Tüm film şeritlerine lanet olsun.


Bir şeyleri atman gerekiyor içine sabitlendiğin bu balondan. Niyetin uçmak değilse bile en azından havalanmak istiyorsun, gemiyi istilacılar basmadan.


Her evin, her evin çatısından da yüksek bir yere bu sistemi kurmuşlar.


"İyi niyetini at" diyorlar.

"İnsanlığını at" diyorlar, bir arpa boyu olsun havalanabilmek istiyorsan.


Bir sabah uyanıp kendini dev bir hamam böceği olarak bulacağın o gün üzerine yeminler ediyorlar, ikna edici olmaya çalışıyorlar, eğer dinliyorsan.

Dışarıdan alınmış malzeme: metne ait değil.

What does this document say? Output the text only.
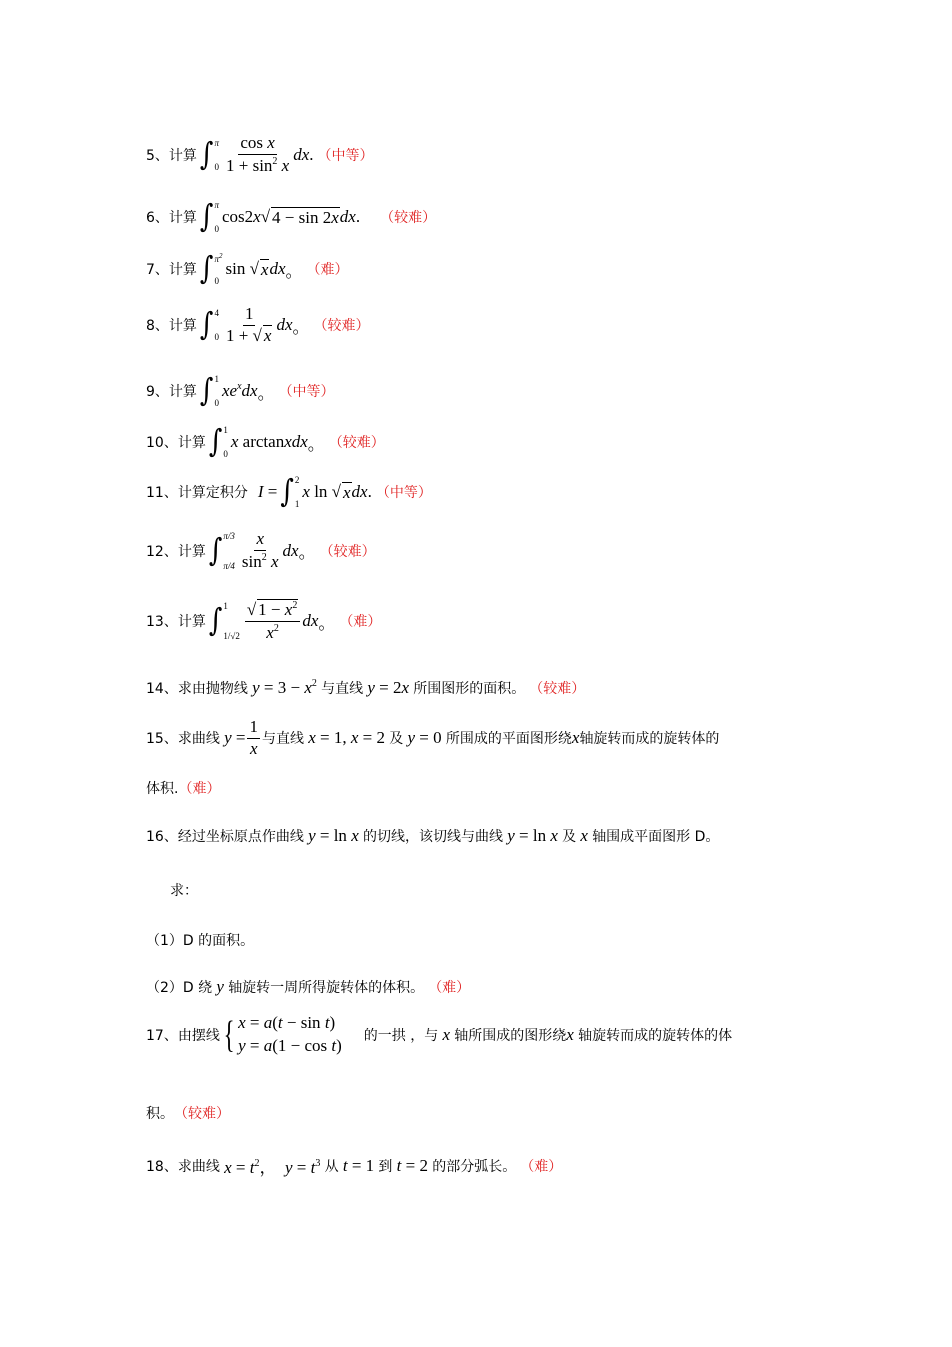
5、 计算 ∫ π
$0 \frac{\text{cos x}}{1 + \sin^2 x}$ dx . （中等）
6、 计算 ∫ π
0
cos2 x √ 4 − sin 2x dx . （较难）
7、 计算 ∫ $\pi^2$
0
sin √ x dx 。 （难）
8、 计算 ∫ 4
$0 \frac{1}{1 + √ x}$ dx 。 （较难）
9、 计算 ∫ 1
0
$xe^xdx$ 。 （中等）
10、 计算 ∫ 1
0
x arctan xdx 。 （较难）
11、 计算定积分 I = ∫ 2
1
x ln √ x dx . （中等）
12、 计算 ∫ π/3
$\pi/4 \frac{x}{\sin^2 x}$ dx 。 （较难）
13、 计算 ∫ 1
$1/√2 \frac{√ 1 - x^2}{x^2}$ dx 。 （难）
14、 求由抛物线 $y = 3 - x^2$ 与直线 y = 2x 所围图形的面积。 （较难）
15、 求曲线
$y = \frac{1}{x}$ 与直线 x = 1, x = 2 及 y = 0 所围成的平面图形绕 x 轴旋转而成的旋转体的
体积. （难）
16、 经过坐标原点作曲线 y = ln x 的切线，该切线与曲线 y = ln x 及 x 轴围成平面图形 D。
求：
（1）D 的面积。
（2）D 绕 y 轴旋转一周所得旋转体的体积。 （难）
17、 由摆线 { x = a(t − sin t)
y = a(1 − cos t) 的一拱 ，与 x 轴所围成的图形绕 x 轴旋转而成的旋转体的体
积。 （较难）
18、 求曲线 $x = t^2$，  $y = t^3$ 从 t = 1 到 t = 2 的部分弧长。 （难）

Nanik yapıyorsun, dil çıkarıyorsun utanmadan. Ancak yetişkinlere yakışacak kırmızı, patlayıcı bir öfkeyle çekip gidiyorlar o zaman. "İyi niyetini yersin madem aç kalınca!" türevinden bir sloganı da patlatıyorlar mutlaka, yanından ayrılmadan.


Sokağın köşesini dönüp, gözden kaybolmalarını bekliyor senin gözlerindeki yaşlar da akmak için.


Evet, iyi niyetimi yerim.


Ben buraya ezelden beri çıplak geldim.


Sofralarınıza konuk olabilmek adına sırtıma kibirden kürkler alıp, bu hikayenin sonunda da size benzeyecek değilim.